Plans for a citywide fiber-optic network may be on hiatus, but Google is looking into other ways to grow internet access in Mountain View. The search-engine giant is cutting the city an $800,000 check to expand free public WiFi through the downtown area.
The tech giant has a checkered history with attempting to expand internet access to its hometown. Back in 2006, the company launched its own Google WiFi system, a network of about 560 light pole-mounted nodes providing free hookups to households throughout the city. Users initially found the service dazzling, but later disappointing. About five years in, complaints began mounting that the WiFi was unbearably slow and unpredictable, and prone to complete service blackouts.
In 2014, Google decided to scuttle the system. The company gave Mountain View a $500,000 technology grant to fund a third-party company to take over the wireless hubs downtown. At the time, the setup was portrayed as temporary since the company was beginning talks to bring its much-faster Google Fiber service to Mountain View.
Fast forward to 2016 and not much has changed. In May, Google officials signed an agreement with Mountain View and other South Bay cities to install the fiber-optic service, but there's been no action since then. In October, the company announced it was hitting the brakes on its plans to bring Google Fiber to most cities.

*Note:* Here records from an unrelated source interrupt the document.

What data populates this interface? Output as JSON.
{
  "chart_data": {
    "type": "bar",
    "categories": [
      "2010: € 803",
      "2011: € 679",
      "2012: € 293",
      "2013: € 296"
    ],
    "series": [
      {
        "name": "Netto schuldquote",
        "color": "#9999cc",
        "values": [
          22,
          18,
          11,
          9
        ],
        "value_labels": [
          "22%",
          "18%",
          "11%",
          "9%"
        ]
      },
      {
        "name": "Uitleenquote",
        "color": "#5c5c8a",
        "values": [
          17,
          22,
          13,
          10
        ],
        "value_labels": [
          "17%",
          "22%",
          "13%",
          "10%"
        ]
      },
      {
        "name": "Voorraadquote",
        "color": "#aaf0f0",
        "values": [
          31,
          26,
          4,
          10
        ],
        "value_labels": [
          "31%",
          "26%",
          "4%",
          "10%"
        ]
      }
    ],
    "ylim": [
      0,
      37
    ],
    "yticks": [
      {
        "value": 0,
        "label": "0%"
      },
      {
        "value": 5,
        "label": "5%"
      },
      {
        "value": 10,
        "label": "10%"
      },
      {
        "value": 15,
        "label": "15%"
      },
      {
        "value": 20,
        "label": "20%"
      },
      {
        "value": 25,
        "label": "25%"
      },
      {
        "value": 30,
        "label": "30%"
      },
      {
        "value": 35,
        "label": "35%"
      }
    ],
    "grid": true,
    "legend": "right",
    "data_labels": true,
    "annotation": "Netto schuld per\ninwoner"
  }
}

Mountain View officials say the new $800,000 check from Google will be used to expand the existing downtown WiFi system. Roger Jensen, Mountain View's information-technology director, said the city will work with a contractor to add about 40 new wireless hubs downtown to provide exclusive bandwidth for the city. The new expanded service area will go along Castro Street, from El Camino Real to Evelyn Avenue.
Google officials did not return calls for this story, but a spokesman noted in an email that Mountain View is the only city receiving this grant money.